While the CyberSource report focuses on the ways ecommerce businesses are attempting to improve fraud management internally, in reality, companies can choose to achieve scale in one of the two following ways:
Making internal fraud operations more efficient. Keeping fraud internally absolutely means investing in better tools for staff. For almost half of the businesses in the report, manual review was the largest single user of the fraud management budget. This means that companies should not only invest in tools that reduce the amount of orders that require manual review, but also improve the speed and efficiency with which the orders that do require manual review are decisioned.

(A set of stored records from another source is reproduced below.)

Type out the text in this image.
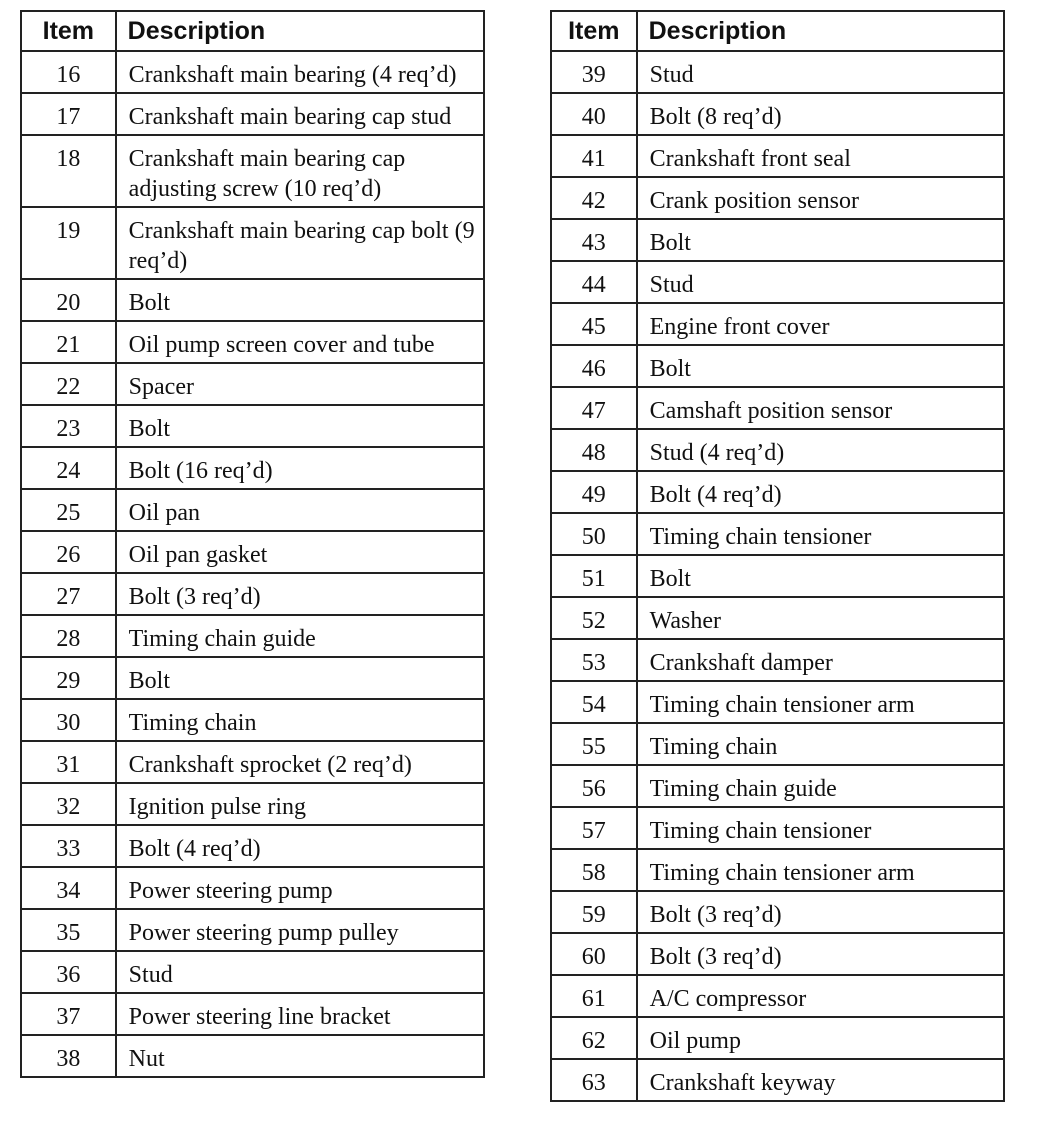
Item	Description
16	Crankshaft main bearing (4 req’d)
17	Crankshaft main bearing cap stud
18	Crankshaft main bearing cap adjusting screw (10 req’d)
19	Crankshaft main bearing cap bolt (9 req’d)
20	Bolt
21	Oil pump screen cover and tube
22	Spacer
23	Bolt
24	Bolt (16 req’d)
25	Oil pan
26	Oil pan gasket
27	Bolt (3 req’d)
28	Timing chain guide
29	Bolt
30	Timing chain
31	Crankshaft sprocket (2 req’d)
32	Ignition pulse ring
33	Bolt (4 req’d)
34	Power steering pump
35	Power steering pump pulley
36	Stud
37	Power steering line bracket
38	Nut
Item	Description
39	Stud
40	Bolt (8 req’d)
41	Crankshaft front seal
42	Crank position sensor
43	Bolt
44	Stud
45	Engine front cover
46	Bolt
47	Camshaft position sensor
48	Stud (4 req’d)
49	Bolt (4 req’d)
50	Timing chain tensioner
51	Bolt
52	Washer
53	Crankshaft damper
54	Timing chain tensioner arm
55	Timing chain
56	Timing chain guide
57	Timing chain tensioner
58	Timing chain tensioner arm
59	Bolt (3 req’d)
60	Bolt (3 req’d)
61	A/C compressor
62	Oil pump
63	Crankshaft keyway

Letting an outside vendor shoulder the burden of order review. The flipside of working to make internal fraud operations more efficient is to let an outside vendor handle some or all of the fraud detection burden. This allows a company to not only focus more on its core business by offloading non-core activities to experts, but as the company grows, a quality fraud service can scale with it, usually at a fraction of the time and cost of an internal team.
Besides a core message of improving operational efficiency and scaling effectively, CyberSource uncovered other fraud management trends worth mentioning.
Additional gems from the report:
- Overall, 83% of companies in North America do perform some manual review of orders, usually reviewing approximately 30% of the orders they receive.
- Not surprisingly, smaller companies (<$5 million in annual revenue) have much higher review rates than mid-sized ($25-$100 million) and large ones ($100 million). (Larger companies have likely already optimized their fraud management practices earlier in their growth path, and have the resources to dedicate the best fraud services to assist.)
- The majority of companies (70%) believe that at least 1 in 10 orders they reject as fraud are actually legitimate.
- On average, almost half of companies noted that manual review staff accounted for the lion’s share of their fraud management budget, and they don’t expect that budget to increase anytime soon.
- The top five most adopted fraud detection tools in manual review, are, in descending order:
- Address Verification Service (AVS)
- Card Verification Number (CVN)
- Customer Order History
- Negative Lists (Merchant’s own deny list)
- Postal Address Validation Services
Ultimately, while ecommerce companies are arguably improving their fraud detection skills, they still struggled with declining more legitimate orders than they’d like, and improving the efficiency with which they reviewed order. But, that was late 2015, and we’ve now entered the post-EMV era. Let’s hope ecommerce companies are ready for the new wave of fraud.